50 anni di sacerdozio. Il Papa ricorda il suo «maestro» Fiorito: «Sapeva ascoltare»
Papa Francesco
Papa Francesco ha deciso di ricordare i suoi cinquant’anni di sacerdozio con un omaggio sentito e commosso al suo padre spirituale, al “maestro” padre Miguel Angel Fiorito (1916-2005). L’evento è ospitato nella Casa generalizia dei gesuiti. L’occasione è la presentazione dell’Opera in cinque volumi degli Scritti di padre Angel, pubblicati dalla Civiltà Cattolica diretta da padre Antonio Spadaro e curati da padre José Luis Narvaja, gesuita, anche lui discepolo del “maestro” e nipote di Jorge Mario Bergoglio.
Il preposito generale della Compagnia, Arturo Sosa Abascal, Spadaro e Narvaja introducono i lavori. L’Aula è gremita di ospiti, alcuni provenienti dall’Argentina. Ci sono numerosi cardinali (Parolin, Sandri, Ladaria, Ayuso, Tolentino) e vescovi (Gallagher, Paglia, Tscherrig, Mennini, Semeraro, Fabene, Tighe), con il prefetto del Dicastero per la comunicazione Ruffini e i vertici della Comunità di Sant’Egidio (Riccardi e Impagliazzo).
Quindi prende la parola il Papa. Il suo intervento è lungo e articolato. È una Lectio. Con cenni autobiografici. Il Pontefice innanzitutto rivendica l’idea della presentazione e poi subito fa propria la definizione che Narvaja fa di padre Fiorito: «maestro del dialogo». «Quel titolo mi è piaciuto – afferma – perché descrive bene il Maestro mettendo in rilievo un paradosso: Fiorito infatti parlava poco, ma aveva grande capacità di ascolto, un ascolto capace di discernimento, che è una delle colonne del dialogo». Papa Francesco poi mette in luce un’altra caratteristica di padre Fiorito: «Non ha fatto molto per farsi conoscere, ma da buon maestro ha fatto conoscere molti buoni autori ai suoi discepoli». E ricorda in particolare padre Hugo Rahner con la sua «metastoria di una spiritualità». Il Pontefice coglie l’occasione per «esprimere» la «gratitudine per tutto ciò che la Compagnia mi ha dato e ha fatto per me». Con i maestri formatori, ma anche con i fratelli coadiutori, anche loro maestri «con l’esempio gioioso di restare semplici servitori per tutta la vita». E poi ricorda alcuni suoi incontri particolari con Fiorito. Con una serietà che aveva «il dono delle lacrime», «espressione di consolazione spirituale». Con un sorriso che aveva anche il «dono dello sbadiglio» di fronte ad alcuni esami di coscienza, giustificandosi dicendo che a volte serviva a «tirarti fuori il cattivo spirito».
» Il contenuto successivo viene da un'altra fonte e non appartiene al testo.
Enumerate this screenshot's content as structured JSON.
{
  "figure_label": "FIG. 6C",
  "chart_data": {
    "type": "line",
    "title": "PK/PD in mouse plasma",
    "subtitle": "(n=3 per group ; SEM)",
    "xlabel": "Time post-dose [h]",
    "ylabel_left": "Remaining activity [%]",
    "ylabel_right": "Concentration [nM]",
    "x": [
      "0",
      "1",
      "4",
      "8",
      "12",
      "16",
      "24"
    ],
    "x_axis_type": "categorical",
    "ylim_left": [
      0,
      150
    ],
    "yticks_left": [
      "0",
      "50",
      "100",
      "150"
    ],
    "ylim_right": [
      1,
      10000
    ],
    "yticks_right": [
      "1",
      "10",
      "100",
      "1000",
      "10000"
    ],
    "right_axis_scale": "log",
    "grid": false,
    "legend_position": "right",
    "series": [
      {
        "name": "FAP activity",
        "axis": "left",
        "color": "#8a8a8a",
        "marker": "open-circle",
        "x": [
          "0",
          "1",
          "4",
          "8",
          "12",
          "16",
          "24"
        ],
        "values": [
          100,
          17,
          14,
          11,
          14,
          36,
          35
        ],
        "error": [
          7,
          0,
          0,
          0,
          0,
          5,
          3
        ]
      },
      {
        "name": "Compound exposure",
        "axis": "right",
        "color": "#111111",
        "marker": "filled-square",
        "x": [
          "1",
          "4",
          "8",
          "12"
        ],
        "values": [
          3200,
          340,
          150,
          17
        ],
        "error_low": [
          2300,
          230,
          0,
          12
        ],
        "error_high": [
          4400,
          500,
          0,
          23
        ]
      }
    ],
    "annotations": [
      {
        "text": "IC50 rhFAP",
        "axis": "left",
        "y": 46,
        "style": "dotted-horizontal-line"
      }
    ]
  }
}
Il Pontefice elenca alcune caratteristiche particolare di padre Fiorito e in particolare si sofferma su questa: «Nell’accompagnamento spirituale, quando gli raccontavi le tue cose, lui si teneva fuori». Nel senso che «ti rispettava», perché «credeva nella libertà». E così, sottolinea papa Francesco, padre Fiorito «è stato il grande “disideologizzatore” della Provincia » argentina dei gesuiti «in un’epoca molto ideologizzata». E lo ha fatto «risvegliando la passione a dialogare bene, con se stessi, con gli altri con il Signore». E a «non dialogare con la tentazione», a «non dialogare con lo spirito cattivo, con il Maligno». Infatti «l’ideologia è sempre un monologo con una sola idea e Fiorito aiutava il suo interlocutore a distinguere dentro di sé le voci del bene e del male dalla sua propria voce, e ciò apriva la mente perché apriva il cuore a Dio e agli altri». Il discorso è lungo e papa Francesco non lo legge tutto, ma accenna ad alcune altre caratteristiche di padre Fiorito: non esortava, non era geloso, non dava giudizi, con i «testa dura» aveva tanta pazienza. Ma prima di finire estrae dalla memoria un aneddoto. Rivela che da provinciale doveva ricevere il racconto di coscienza annuale del maestro. E, con la voce rotta dalla commozione, ricorda: «Era un novizio maturo» che rivelava nelle sue narrazioni di essere proprio un «discepolo del Padre».